Wind turbine blade speed is typically 10-15 rpm. This is because the centrifugal forces (among others) acting on the blade limit the speed at which the materials will remain structurally intact. That kind of rpm doesn't sound like much, does it? Remember that the blades describe a diameter of nearly 100 m - which means the outermost tip is moving at roughly 375 km/h.
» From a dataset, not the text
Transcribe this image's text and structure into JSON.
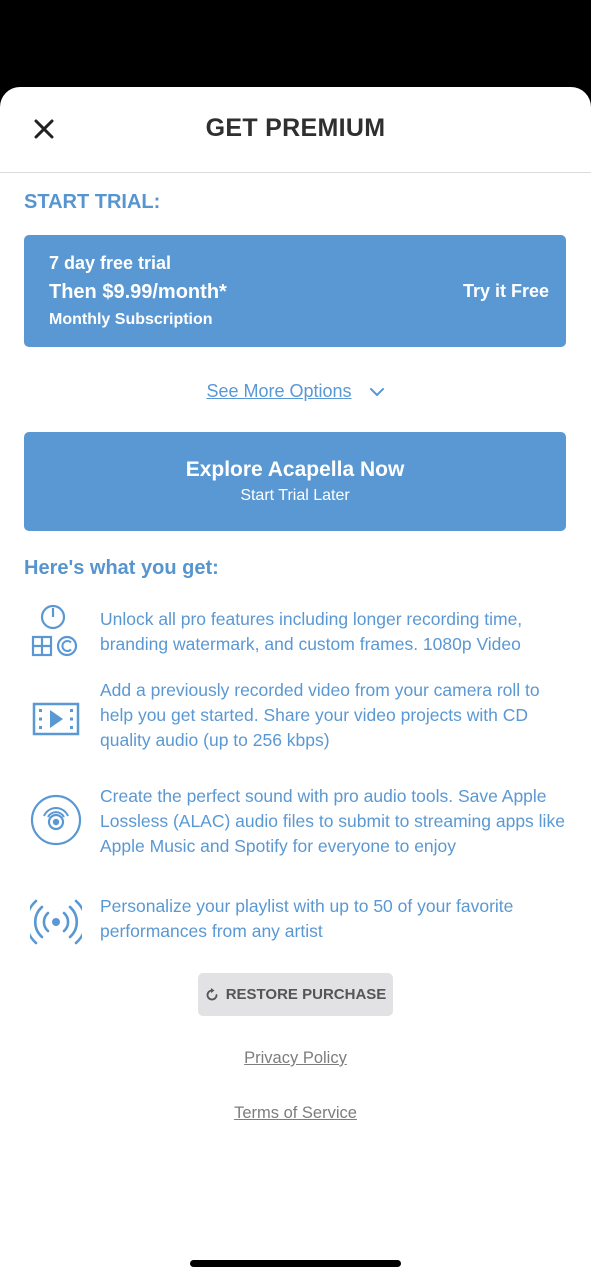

The generator inside the nacelle (that little "house" on top of the pole) has to be physically small - but also be able to output the required power (kilowatt). Machine volume is directly related to the amount of torque - so a small volume with a lot of power requires a high speed. The actual "design speed" of the generator is a function of the local power grid - North America uses 60 Hz, so truly synchronous speeds are going to be (120 * 60 / poles). That means a North American wind turbine will have the generator shaft turning at something close to 900, 1200, or 1800 rpm (8 pole, 6 pole, or 4 pole) depending on design. So how do we get from the high-speed of the generator shaft to the low speed of the blade shaft?
The answer is mechanical advantage in the form of gearing. A wind tower has a HUGE gearbox located just inside the "nose" of the nacelle, close to the blades. The gearing is done in multiple steps because of the very high "final drive" ratio. What is the final drive ratio? It is the ratio of generator to blade speed - so perhaps 1200-to-10, which is the same as saying 120-to-1. For comparison purposes, a car with a high-torque gear train will have a final drive ratio of around 3 to 1.
Industrial processes work the other way: the "driver" is the high speed motor, powering a low-speed process (such as the machines used to roll metal). The same gearing approach works for them too - the gearbox does not care which direction the mechanical advantage is used.